The phrase “practice gratitude” is foreign to me, I admit. Practicing gratitude, to me, means something like saying “please” after I tell someone to fuck off. But I want to follow her lead in a perverse way. In a time when the expectation is that we will practice appreciation I find that I want to be a little cold, to practice distance and detachment. However, I also find myself wanting to explore an empty space, to be warm. That tension is something that perhaps only one person I have known would truly have appreciated.

In place of some finely-wrought and mind-shatteringly genius reflections about politics or history, I want to offer a brief reflection on a mentor of mine who perished this year. I am not particularly grateful for the death.

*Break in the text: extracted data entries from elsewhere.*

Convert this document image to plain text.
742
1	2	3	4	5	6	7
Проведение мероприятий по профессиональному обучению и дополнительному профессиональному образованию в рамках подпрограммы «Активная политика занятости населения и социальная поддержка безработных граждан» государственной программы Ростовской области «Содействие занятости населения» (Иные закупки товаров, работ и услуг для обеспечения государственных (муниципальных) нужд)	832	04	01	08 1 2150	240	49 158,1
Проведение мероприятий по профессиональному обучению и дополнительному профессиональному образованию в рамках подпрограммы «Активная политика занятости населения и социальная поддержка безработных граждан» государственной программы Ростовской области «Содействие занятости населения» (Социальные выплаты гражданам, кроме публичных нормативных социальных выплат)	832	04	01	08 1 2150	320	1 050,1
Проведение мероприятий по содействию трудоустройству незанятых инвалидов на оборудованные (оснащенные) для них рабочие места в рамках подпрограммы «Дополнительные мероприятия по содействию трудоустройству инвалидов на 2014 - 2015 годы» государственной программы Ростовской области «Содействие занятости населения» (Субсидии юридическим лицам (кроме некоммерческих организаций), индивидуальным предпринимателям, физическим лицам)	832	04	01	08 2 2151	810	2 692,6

But I am glad I knew him. It is a relatively rare thing to find room to reflect on the scope of your relationship with someone who played a mentor role to you. I have been peculiarly lucky, as well as depressingly unlucky, in my mentor relationships over my life so far. I would put Gary Eckles into the first column. 

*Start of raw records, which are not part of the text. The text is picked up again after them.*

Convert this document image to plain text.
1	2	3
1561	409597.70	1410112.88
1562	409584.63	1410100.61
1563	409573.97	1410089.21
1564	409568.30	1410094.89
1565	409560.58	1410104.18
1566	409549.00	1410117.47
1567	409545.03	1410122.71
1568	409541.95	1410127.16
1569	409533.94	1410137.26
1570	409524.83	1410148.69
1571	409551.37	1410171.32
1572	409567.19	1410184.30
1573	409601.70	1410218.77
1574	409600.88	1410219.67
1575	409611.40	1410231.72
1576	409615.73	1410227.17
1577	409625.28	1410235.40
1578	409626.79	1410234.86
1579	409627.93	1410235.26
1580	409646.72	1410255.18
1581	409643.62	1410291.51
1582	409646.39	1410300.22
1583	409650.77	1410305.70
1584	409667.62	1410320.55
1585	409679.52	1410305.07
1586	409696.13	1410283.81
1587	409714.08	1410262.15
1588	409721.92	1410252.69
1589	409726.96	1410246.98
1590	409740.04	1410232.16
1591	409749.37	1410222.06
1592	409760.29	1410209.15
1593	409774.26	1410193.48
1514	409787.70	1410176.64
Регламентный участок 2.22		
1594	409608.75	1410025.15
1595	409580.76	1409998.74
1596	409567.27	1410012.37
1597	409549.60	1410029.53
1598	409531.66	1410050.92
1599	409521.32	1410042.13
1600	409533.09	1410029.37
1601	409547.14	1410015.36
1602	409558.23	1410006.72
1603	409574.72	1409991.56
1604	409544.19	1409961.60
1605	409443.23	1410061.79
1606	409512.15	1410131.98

He was an expert in rhetoric, debate, and communication theory, who taught for decades at a long list of Virginian institutions of higher learning: Thomas Nelson Community College, College of William & Mary, Old Dominion University, Christopher Newport University, and West Virginia Wesleyan College. 

A sentence I pulled from his obituary says, “Gary was a true friend and father figure to many.” That phrase, “father figure”, implies something I want to deny. Speaking only for the relationship we had, it was one of equals. He ensured that. 

I wanted to take this opportunity— whether or not anyone takes it is up to them— to leave a space for people to leave reflections on mentors they have had who are now deceased. Given the furor and frenzy of the year, it seemed like a good idea. If someone springs to mind, please leave a comment below. 

And so here, to close out this morbid edition, is a reflective comment I wrote for a former mentor who recently kicked it:

 

November 11, 2020

To me it was Professor Eckles. I never did get used to calling him Gary, even though he insisted and I eventually relented. He had convinced me to enroll in the College of William and Mary. I had stumbled into one of his classes at TNCC and ended up chatting with him after a class. Two hours later, among many musings about anarchism, Thomas Jefferson, the proper way to prepare osso buco, "secular taoism" (something, I think, completely unique to him at the time), and more than a few rants about the inherent evilness of administrators, and I was charmed. It was his range and the seriousness of his mind that grabbed me. It was his generosity that allowed me to notice those things. By the end of the year, I had enrolled in William and Mary at his suggestion and I was eager to get started working with him. Unfortunately, due to his accident, he left before that semester began. But we stayed in touch and I spoke with him on the phone every six months or so and I even got to see him a few times in Charlottesville when I would pass through. He was perhaps the only person in my life I could earnestly describe as a disciple of truth. Professor Eckles— Gary— you will be missed!